Validating the Reward

After busting his behind for three seasons, redshirt junior defensive tackle Ethan Hemer and his hard work was rewarded following the Rose Bowl with a scholarship. Now the Medford (Wis.) native is looking to validate that decision by taking his game to the next level.

MADISON - Entering his fourth year in the program, Ethan Hemer joins an impressive list as an in-state walk-on to earn a Wisconsin scholarship offer. Playing a position with no seniors in its group, that makes him one of the default leaders of the group.

Starting all 14 games a season ago, Hemer finished with 33 tackles and enters spring camp having absorbed leadership from graduated senior Patrick Butrym, added some weight to his frame and poised to turn his unit into a group of playmakers.

During Wisconsin's second week of practice, Hemer (6-6, 305 pounds) spoke with

How does your role change going into this year being the oldest guy of the group? Do you feel it has changed or not?

Hemer: I look at it a lot like we are trying to make each other better. There definitely is a lot of competition between all of us. Everyone starts off even in spring ball and you try to distance yourself throughout the weeks.

What was the big thing you focused in on winter conditioning? How did you try to make your body better?

Hemer: I tried to put on a little bit of weight and still stay quick. That was my biggest focus through the winter. I come out here and I feel pretty good. I like where my body is at. I like where my strength is at. I am working on taking the tools I learned over winter break and have them help me become a better football player.

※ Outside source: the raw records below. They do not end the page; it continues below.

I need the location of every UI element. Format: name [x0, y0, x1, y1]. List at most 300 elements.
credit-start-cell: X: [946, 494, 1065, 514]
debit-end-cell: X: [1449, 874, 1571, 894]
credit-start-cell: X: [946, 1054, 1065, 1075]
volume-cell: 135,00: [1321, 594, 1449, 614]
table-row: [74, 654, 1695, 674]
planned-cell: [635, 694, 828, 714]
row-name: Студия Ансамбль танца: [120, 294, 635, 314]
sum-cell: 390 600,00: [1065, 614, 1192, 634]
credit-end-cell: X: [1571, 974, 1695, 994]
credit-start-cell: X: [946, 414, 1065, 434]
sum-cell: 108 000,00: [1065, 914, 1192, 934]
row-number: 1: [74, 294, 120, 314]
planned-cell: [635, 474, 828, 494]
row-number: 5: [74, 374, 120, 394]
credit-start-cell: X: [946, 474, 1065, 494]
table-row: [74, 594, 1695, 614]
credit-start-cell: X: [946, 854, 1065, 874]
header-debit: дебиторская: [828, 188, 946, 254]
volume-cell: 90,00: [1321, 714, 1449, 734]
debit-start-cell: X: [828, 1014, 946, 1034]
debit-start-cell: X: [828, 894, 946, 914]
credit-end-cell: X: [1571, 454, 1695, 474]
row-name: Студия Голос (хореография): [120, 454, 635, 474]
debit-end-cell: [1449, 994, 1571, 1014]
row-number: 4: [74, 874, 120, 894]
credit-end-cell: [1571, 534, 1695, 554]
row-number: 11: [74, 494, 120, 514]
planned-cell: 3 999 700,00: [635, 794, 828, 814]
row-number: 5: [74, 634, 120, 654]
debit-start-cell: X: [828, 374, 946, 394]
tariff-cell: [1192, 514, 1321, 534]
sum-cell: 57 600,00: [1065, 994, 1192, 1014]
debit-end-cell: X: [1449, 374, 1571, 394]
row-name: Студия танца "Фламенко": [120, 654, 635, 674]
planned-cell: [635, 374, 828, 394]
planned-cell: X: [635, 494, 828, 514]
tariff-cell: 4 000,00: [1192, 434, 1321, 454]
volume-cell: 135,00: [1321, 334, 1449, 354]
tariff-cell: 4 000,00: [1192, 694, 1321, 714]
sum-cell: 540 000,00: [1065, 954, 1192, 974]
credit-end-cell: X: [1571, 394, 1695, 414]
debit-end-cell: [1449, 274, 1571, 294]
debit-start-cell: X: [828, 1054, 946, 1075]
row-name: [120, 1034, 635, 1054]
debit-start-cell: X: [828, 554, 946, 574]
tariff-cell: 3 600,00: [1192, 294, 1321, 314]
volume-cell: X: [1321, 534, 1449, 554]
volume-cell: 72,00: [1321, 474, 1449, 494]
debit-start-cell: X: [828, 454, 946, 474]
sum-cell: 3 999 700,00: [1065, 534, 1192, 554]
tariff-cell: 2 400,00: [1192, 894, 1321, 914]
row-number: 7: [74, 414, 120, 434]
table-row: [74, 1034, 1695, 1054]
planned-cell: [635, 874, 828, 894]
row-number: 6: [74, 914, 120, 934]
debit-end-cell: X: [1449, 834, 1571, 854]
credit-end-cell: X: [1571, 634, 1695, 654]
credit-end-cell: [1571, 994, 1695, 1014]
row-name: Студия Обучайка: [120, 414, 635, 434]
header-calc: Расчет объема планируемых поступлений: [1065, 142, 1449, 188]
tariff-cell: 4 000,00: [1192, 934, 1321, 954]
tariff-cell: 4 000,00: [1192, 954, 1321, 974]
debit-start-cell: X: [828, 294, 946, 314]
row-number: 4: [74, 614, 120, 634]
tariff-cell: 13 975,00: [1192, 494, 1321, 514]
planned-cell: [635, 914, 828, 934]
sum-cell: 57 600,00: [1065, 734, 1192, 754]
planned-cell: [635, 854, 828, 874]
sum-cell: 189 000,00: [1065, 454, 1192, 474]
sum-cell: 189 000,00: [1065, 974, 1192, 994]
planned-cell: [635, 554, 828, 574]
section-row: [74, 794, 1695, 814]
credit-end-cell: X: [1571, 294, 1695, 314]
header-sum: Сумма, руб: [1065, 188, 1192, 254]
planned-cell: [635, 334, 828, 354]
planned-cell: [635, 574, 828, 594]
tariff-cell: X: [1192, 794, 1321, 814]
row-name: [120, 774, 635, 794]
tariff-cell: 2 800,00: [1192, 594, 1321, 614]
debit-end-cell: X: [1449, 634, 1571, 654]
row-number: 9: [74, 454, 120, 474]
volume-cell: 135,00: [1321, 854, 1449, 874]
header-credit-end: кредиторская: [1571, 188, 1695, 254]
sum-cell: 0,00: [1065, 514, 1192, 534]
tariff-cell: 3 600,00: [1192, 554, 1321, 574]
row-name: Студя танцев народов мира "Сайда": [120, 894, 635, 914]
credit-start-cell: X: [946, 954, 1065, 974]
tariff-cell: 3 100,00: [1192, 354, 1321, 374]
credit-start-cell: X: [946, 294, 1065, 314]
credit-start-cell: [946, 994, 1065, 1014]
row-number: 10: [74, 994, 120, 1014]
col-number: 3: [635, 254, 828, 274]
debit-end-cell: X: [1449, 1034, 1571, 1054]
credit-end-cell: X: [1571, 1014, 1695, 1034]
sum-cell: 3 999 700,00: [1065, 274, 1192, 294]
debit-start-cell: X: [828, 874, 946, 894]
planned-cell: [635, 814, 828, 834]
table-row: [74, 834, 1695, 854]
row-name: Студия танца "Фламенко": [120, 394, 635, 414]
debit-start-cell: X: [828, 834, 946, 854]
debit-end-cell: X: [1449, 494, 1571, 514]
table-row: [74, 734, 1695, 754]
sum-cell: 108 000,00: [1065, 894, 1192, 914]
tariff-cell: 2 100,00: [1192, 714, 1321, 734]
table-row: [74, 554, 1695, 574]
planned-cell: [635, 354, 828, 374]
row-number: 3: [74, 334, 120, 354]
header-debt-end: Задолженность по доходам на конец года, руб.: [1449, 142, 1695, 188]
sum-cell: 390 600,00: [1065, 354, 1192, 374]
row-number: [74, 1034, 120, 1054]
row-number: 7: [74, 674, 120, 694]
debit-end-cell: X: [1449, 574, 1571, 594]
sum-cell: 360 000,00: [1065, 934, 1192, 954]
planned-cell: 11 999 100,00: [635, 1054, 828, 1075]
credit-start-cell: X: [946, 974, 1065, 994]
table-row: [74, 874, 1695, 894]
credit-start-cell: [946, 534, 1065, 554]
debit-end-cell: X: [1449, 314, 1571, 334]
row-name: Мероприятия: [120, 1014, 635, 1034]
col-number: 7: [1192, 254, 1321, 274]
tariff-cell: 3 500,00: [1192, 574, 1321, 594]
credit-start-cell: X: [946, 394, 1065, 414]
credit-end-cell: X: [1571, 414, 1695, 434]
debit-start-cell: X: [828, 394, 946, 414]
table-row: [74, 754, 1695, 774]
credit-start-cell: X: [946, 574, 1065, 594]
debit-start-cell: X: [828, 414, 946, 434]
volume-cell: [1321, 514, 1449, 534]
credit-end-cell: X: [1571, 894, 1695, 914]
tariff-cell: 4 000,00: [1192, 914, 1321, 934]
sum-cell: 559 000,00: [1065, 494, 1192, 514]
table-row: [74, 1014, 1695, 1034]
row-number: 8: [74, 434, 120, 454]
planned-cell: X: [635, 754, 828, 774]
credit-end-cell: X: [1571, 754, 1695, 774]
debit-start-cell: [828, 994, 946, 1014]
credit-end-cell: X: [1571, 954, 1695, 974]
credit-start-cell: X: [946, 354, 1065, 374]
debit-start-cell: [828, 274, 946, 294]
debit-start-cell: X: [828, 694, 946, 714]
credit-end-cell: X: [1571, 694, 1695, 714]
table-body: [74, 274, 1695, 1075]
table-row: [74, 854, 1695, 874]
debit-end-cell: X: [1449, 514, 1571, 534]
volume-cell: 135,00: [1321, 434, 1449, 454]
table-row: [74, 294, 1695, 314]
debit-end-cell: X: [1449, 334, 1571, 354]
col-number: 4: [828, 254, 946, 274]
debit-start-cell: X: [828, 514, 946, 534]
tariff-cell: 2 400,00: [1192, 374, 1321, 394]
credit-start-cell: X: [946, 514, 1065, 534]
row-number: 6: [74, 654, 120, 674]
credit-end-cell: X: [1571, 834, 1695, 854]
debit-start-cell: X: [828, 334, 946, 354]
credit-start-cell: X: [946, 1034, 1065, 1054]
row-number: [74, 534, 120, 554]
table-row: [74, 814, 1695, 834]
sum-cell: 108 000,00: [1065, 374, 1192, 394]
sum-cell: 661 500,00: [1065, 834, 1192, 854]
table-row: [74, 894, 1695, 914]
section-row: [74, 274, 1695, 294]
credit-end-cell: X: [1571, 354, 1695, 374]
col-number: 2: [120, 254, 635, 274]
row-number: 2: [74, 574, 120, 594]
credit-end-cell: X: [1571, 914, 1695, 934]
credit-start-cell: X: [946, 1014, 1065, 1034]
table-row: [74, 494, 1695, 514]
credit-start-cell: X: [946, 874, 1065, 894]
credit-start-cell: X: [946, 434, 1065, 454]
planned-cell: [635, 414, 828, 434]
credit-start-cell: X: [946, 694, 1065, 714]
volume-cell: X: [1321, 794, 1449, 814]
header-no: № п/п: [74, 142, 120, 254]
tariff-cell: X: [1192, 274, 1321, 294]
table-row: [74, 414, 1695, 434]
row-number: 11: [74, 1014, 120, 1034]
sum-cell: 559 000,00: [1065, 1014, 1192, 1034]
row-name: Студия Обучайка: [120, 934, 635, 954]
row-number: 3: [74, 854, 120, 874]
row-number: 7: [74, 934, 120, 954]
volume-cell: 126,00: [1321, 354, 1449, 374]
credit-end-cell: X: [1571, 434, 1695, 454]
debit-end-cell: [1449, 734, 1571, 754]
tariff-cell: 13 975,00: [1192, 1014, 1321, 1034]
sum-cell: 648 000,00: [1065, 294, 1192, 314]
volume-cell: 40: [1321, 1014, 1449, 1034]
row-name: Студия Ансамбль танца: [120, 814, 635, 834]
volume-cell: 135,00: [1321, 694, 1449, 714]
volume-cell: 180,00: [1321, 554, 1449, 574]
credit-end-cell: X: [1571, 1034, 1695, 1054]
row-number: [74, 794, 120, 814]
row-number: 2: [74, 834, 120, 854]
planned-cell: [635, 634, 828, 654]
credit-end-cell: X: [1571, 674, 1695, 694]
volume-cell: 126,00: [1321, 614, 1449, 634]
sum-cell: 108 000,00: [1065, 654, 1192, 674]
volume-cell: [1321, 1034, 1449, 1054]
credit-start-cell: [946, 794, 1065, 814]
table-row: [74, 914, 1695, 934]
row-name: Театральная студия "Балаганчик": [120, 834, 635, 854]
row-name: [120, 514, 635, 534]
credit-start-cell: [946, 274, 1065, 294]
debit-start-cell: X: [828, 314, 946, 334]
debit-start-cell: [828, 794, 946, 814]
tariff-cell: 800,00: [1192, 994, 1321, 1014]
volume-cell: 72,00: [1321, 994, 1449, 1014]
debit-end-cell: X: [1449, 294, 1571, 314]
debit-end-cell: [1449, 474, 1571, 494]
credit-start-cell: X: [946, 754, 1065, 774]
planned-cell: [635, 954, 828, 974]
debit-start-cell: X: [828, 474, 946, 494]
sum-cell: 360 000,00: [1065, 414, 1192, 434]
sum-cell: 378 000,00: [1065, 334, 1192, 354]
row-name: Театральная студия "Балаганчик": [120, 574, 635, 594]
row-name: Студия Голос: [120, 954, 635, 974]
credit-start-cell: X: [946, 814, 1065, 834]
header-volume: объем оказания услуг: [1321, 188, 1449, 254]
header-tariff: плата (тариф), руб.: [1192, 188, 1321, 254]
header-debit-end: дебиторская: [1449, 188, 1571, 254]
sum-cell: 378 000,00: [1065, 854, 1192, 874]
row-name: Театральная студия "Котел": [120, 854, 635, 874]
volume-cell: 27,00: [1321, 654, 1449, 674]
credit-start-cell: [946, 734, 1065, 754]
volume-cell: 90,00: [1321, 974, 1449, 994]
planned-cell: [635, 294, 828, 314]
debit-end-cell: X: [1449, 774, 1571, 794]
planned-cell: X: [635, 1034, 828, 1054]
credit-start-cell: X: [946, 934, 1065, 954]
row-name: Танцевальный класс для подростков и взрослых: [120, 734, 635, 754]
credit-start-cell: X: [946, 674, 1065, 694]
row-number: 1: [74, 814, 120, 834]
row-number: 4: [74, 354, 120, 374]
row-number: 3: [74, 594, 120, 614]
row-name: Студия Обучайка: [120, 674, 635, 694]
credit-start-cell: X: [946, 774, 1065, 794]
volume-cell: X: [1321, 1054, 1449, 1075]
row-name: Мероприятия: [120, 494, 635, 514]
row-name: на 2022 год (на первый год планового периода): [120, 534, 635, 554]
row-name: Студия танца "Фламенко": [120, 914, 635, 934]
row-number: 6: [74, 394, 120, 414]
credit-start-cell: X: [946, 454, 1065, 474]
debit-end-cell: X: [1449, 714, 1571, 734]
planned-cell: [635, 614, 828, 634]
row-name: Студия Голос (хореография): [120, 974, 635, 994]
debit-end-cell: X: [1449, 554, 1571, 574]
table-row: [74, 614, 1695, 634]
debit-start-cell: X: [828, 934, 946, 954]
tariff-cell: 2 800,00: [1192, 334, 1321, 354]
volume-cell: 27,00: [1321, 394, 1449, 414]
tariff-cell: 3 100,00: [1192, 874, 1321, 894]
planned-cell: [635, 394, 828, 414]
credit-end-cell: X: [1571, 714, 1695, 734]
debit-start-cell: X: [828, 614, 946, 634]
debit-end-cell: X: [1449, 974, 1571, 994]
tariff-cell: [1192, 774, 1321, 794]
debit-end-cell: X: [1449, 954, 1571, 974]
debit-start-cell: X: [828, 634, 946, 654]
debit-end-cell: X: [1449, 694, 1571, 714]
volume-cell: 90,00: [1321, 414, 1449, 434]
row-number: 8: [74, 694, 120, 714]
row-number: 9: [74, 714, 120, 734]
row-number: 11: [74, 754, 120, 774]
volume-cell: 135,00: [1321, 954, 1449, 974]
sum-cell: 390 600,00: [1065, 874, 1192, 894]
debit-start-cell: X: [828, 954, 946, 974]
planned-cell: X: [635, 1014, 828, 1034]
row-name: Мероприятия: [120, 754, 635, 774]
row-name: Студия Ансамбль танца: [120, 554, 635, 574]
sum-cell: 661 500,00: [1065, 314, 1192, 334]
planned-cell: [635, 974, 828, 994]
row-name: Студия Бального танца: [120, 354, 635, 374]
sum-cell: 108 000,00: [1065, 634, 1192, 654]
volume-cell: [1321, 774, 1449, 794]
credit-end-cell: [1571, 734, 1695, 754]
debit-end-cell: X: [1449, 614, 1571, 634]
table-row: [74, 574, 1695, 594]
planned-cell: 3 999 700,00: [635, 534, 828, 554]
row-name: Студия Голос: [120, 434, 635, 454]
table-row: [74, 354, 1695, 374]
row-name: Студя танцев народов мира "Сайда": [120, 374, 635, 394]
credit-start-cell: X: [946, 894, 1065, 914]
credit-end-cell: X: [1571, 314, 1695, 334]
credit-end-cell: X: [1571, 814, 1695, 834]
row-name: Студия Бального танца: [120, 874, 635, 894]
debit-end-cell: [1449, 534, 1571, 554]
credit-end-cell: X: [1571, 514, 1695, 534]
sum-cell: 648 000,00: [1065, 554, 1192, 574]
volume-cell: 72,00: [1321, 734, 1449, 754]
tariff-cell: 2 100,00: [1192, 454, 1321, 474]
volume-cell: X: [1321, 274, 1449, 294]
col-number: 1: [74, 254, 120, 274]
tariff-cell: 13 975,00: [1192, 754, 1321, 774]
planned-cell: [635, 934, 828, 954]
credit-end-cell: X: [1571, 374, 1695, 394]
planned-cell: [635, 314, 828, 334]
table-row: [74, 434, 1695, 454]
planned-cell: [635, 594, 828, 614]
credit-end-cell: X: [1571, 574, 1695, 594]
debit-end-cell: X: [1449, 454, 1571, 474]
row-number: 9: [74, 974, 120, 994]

How much weight have you added on to your body? How does that weight change how you move or work your body in a positive way?

Hemer: It's probably a solid 10 pounds. Between 10 or 15 pounds. I haven't been able to feel a big difference as far as being tired or slower, which is good. That's what I was trying to get it. I am really happy how I am feeling right now. That's very good for me.

How do you evaluate how you played last year and did that impact you wanting to add some weight in the offseason?

Hemer: I don't think the weight has everything to do with it. Learning to be a more complete player is what it's going to take for me to make that next step this year. Spring ball is definitely a time for me to increase production across the board. I am tinkering with some stuff here and there to find out what works.

What did Butrym leave your group in terms of his work ethic and his leadership? What did he tell you or do that you guys can carry on this year?

Hemer: Butrym was really big in not letting a day go by and taking advantage of overtime. That's definitely something I learned from him. Butrym came in and wasn't a defensive tackle, but he changed his body and his play techniques to make him into an All-Big Ten player. You see what it takes to achieve success, and that's the biggest thing we talk away from him. You have to put in the time and the effort.

Has that been reflective of your team's first two weeks of practice because Bret Bielema said the first two weeks were the most thorough, clean and efficient he's seen?

Hemer: Yeah. It comes back to the competitive nature. Everyone wants to play more and everyone wants to produce more. We know that the only way you can get better is through hard work. That's what we are working on now is putting in efficient work and pushing each other to be the best we can be.

Winter conditioning is one of the first times a group can start bonding together and building chemistry for the upcoming season. With a group that has playing together for a long time, how has your chemistry evolved?

Hemer: It was different because the last few years, we've had guys like Butrym and Louis Nzegwu and J.J. Watt a couple years back. It's a different group dynamic now. We're not young anymore. We're the older guys. We're the experienced guys, and it's a little bit of a different feeling to be put in that situation. I think the older guys have fallen into the role that we don't need one person to lead us. We have a group of guys that are about the same age, can feed off each other and that will be just fine for our group.

Do you grab motivation from last year's disappointments at any point or are you a guy that likes to turn the page?

Hemer: I try to focus on this next year because the past is the past. You can't forget about it, but there's nothing you can do about it. The only think I am worried about is the next day, because that's what I can control.

Coach Charlie Partridge said at points last year that the group needs to have more pressure in the backfield, which creates turnovers. Is that one of the key focuses heading into the fall – that you need more active with pressure and tackles for loss?

Hemer: Yeah. We're trying to improve every way we can. Everyone wants to get more sacks and tackles for loss. It's a matter of growing as a player through your aggressive nature and your ability to read plays. Being that we are a couple of older guys now, the game is going to slow down that much more. I think good things are going to come out of that.

What's it like to have free schooling now?

Hemer: (laughing) It is a fantastic feeling. It really is. It's really hard to describe how awesome that feeling was when you finally get that first check. After all that time, the hard work paid off, and it's a very humbling feeling and a very rewarding feeling.

I have a feeling you are the kind of guy that's going to push himself even harder now to prove to the coaches that they were right in giving you a scholarship?

Hemer: It absolutely pushes me to work that much harder. There is no slowing down for me. Every day is an opportunity that I plan on taking advantage of.